Genevieve Woodhead PhD Candidate | Department of Anthropology | University of New Mexico
Abstract: This study examines local and non-local ceramic sherds from the Box B site in northern New Mexico (USA), 70 km north of the great regional hub of Chaco Canyon. The goal of the study is to establish whether potters working at a small residential site on the edge of a regional center’s sphere of influence were interacting with potters based in the center itself, in this case, potters based in Chaco Canyon. According to macroscopic observations, sampled sherds are local to the Box B site, imported from Chaco Canyon, or of an unidentifiable origin. This study aims to determine where sherds that share qualities of both local and non-local pottery were manufactured and by whom. Such research requires a clear understanding of the environmental and geological context of pottery-making for differing regions of the northern US Southwest. Ceramic compositional analyses and microscopy allow for the characterization of archaeological pottery. In conjunction with knowledge of environmental and geologic resource availability, such characterizations can help identify where pottery was made and whether it was made using similar recipes and preparation techniques. For this study, scanning electron microscopy (SEM) and electron probe microanalysis (EPMA) reveal the clay paste geochemistry and forming techniques of local and non-local Box B pottery. Results suggest the possibility of 1) relocated small site potters applying established production processes to new material resources or 2) centrally located potters emulating ceramic styles associated with more distant regions.

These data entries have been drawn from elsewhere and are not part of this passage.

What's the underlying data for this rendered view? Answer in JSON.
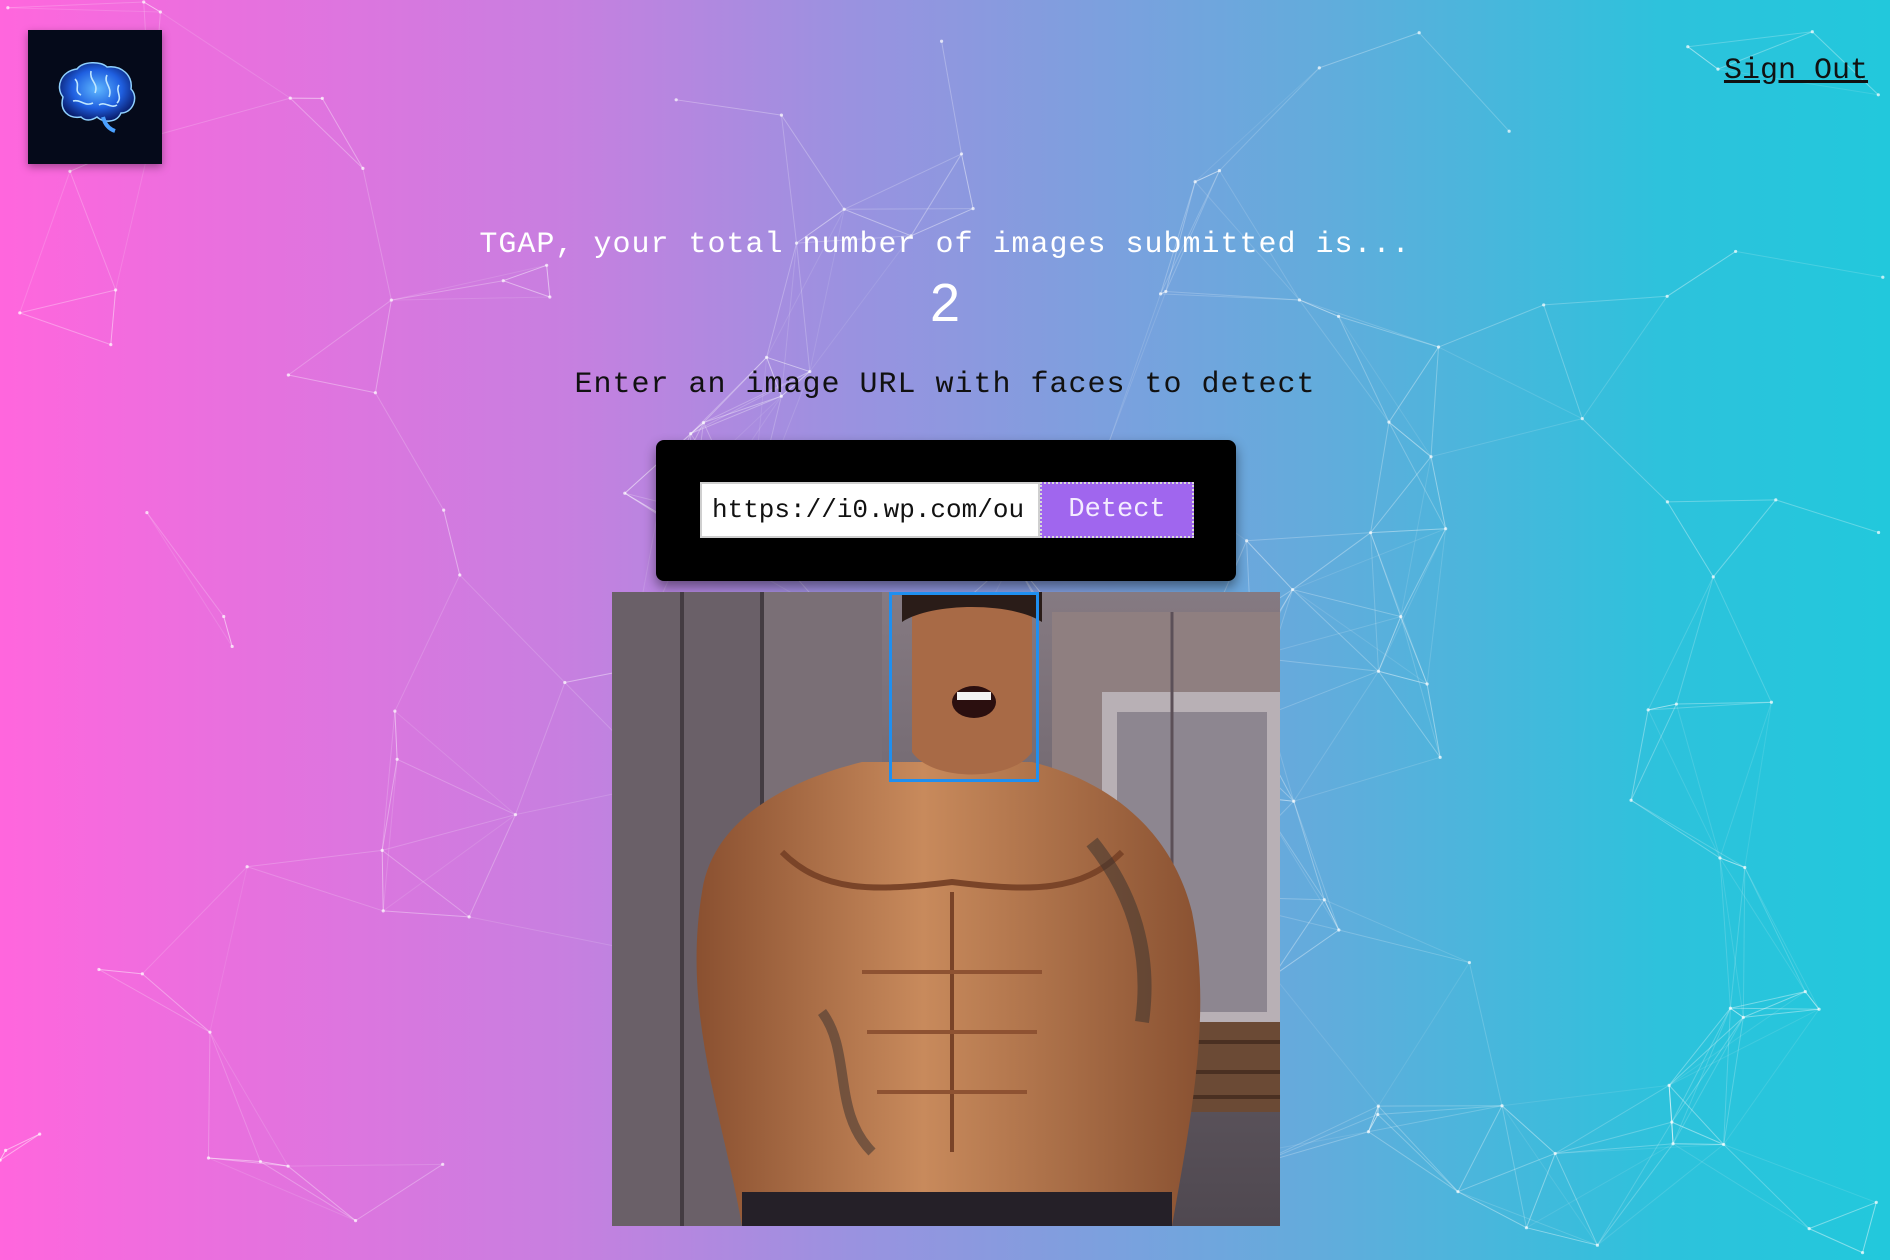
{
  "header": {
    "logo_icon": "brain-icon",
    "signout_label": "Sign Out"
  },
  "rank": {
    "message": "TGAP, your total number of images submitted is...",
    "count": "2"
  },
  "form": {
    "prompt": "Enter an image URL with faces to detect",
    "url_value": "https://i0.wp.com/ou",
    "detect_label": "Detect"
  },
  "result": {
    "face_box_count": 1
  },
  "colors": {
    "gradient_left": "#ff66dd",
    "gradient_right": "#22c8dc",
    "button": "#a066ee",
    "face_box": "#1f8ff0"
  }
}
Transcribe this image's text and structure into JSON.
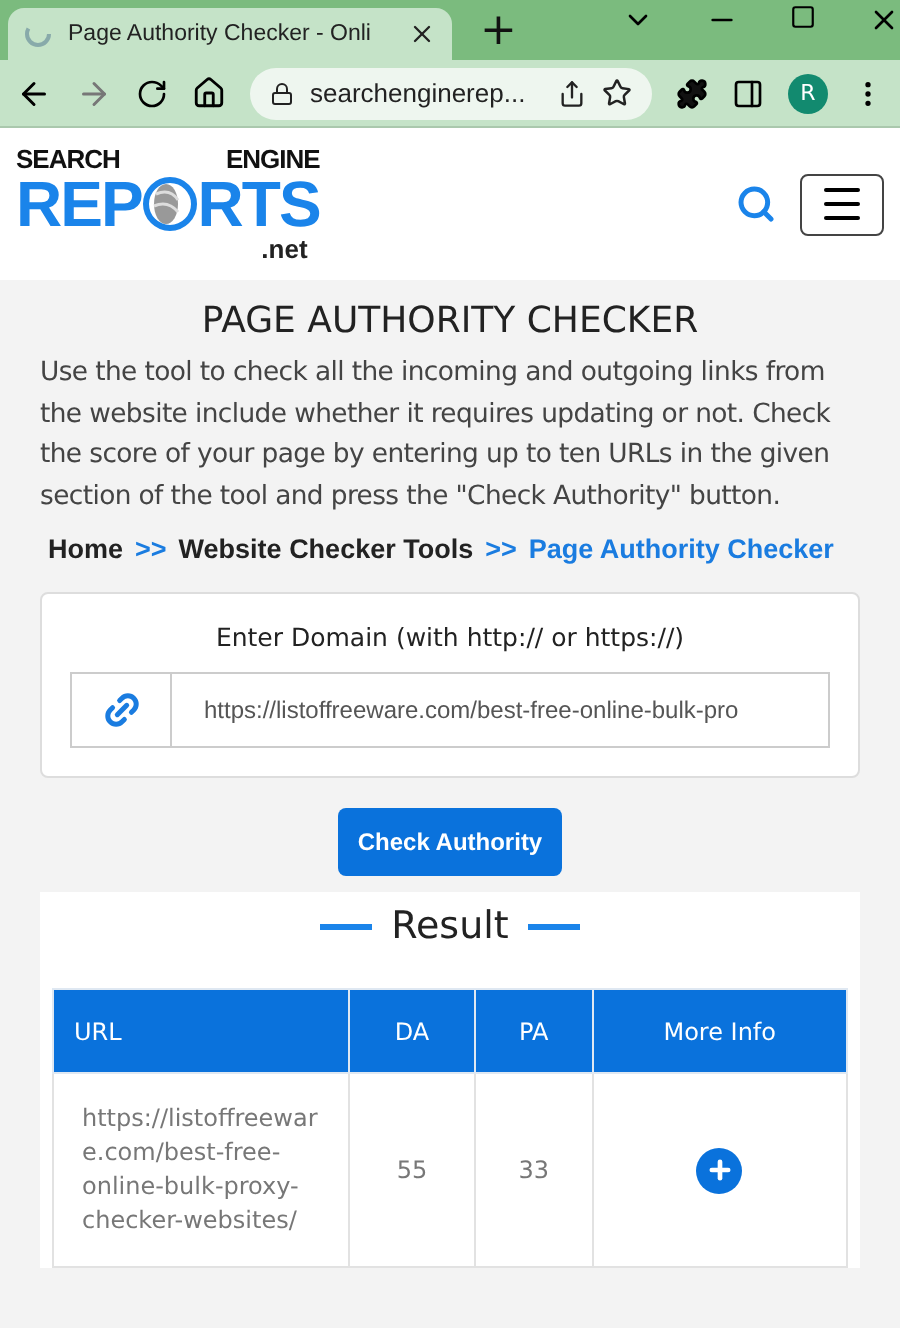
{
  "browser": {
    "tab_title": "Page Authority Checker - Onli",
    "new_tab": "+",
    "address": "searchenginerep...",
    "profile": "R"
  },
  "logo": {
    "top_left": "SEARCH",
    "top_right": "ENGINE",
    "main_left": "REP",
    "main_right": "RTS",
    "suffix": ".net"
  },
  "page": {
    "title": "PAGE AUTHORITY CHECKER",
    "description": "Use the tool to check all the incoming and outgoing links from the website include whether it requires updating or not. Check the score of your page by entering up to ten URLs in the given section of the tool and press the \"Check Authority\" button.",
    "breadcrumbs": [
      {
        "label": "Home",
        "current": false
      },
      {
        "label": "Website Checker Tools",
        "current": false
      },
      {
        "label": "Page Authority Checker",
        "current": true
      }
    ],
    "separator": ">>"
  },
  "form": {
    "label": "Enter Domain (with http:// or https://)",
    "value": "https://listoffreeware.com/best-free-online-bulk-pro",
    "button": "Check Authority"
  },
  "result": {
    "title": "Result",
    "columns": [
      "URL",
      "DA",
      "PA",
      "More Info"
    ],
    "rows": [
      {
        "url": "https://listoffreeware.com/best-free-online-bulk-proxy-checker-websites/",
        "da": "55",
        "pa": "33"
      }
    ]
  }
}
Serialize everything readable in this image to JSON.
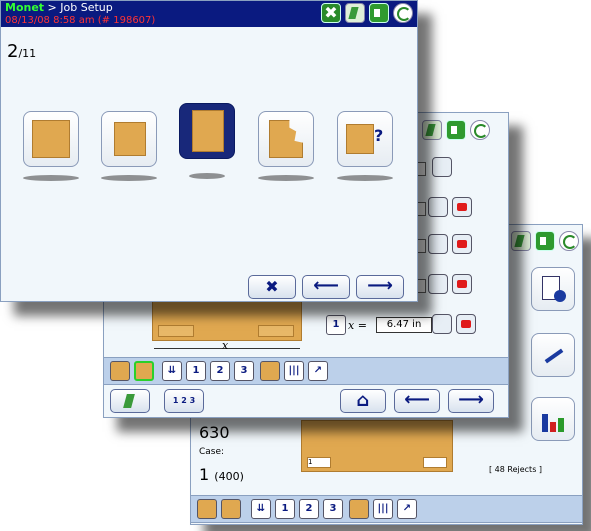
{
  "front": {
    "brand": "Monet",
    "title": " > Job Setup",
    "status": "08/13/08  8:58 am  (# 198607)",
    "page_current": "2",
    "page_total": "/11",
    "options": [
      {
        "name": "full-pallet-option"
      },
      {
        "name": "stringer-pallet-option"
      },
      {
        "name": "block-pallet-option"
      },
      {
        "name": "damaged-pallet-option"
      },
      {
        "name": "unknown-pallet-option",
        "glyph": "?"
      }
    ],
    "cancel_glyph": "✖",
    "back_glyph": "⟵",
    "next_glyph": "⟶"
  },
  "middle": {
    "x_label": "x",
    "x_eq": "x =",
    "x_value": "6.47 in",
    "step_glyphs": [
      "1",
      "2",
      "3"
    ],
    "multi_glyph": "1 2 3",
    "home_glyph": "⌂"
  },
  "back": {
    "count": "630",
    "case_label": "Case:",
    "case_count": "1",
    "case_total": "(400)",
    "rejects": "[ 48 Rejects ]"
  }
}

A Pilot Study to Determine Protein Residue on Low-fired Ceramic Sherds

Joanne M. Mack,* John Fagan,** Mark E. Swisher, ** Cam Walker***
*Department of Anthropology, University of Notre Dame
**Archaeological Investigations Northwest; Archaeological Investigations Northwest ***Independent Researcher
Ceramic vessels have rarely been recovered archaeologically in western Oregon or northern California. This may be the first study of its kind, where Cross-over Immunoelectrophosesis (CIEP) was used to identify protein residues on Pacific Coast ceramics. On a sample of ten Siskiyou Utility Ware sherds, three sherds contained protein residue from Subfamily Salmonidae (Oncorhynchus); though tested for, no mammal protein residues were found. All ten sherds had been recovered from archaeological excavations undertaken along the Upper Klamath and Middle Rogue Rivers in southwestern Oregon. The results speak to the importance of salmon species to pre-contact peoples, and suggest more usage of CIEP technique can be useful in understanding traditional subsistence strategies.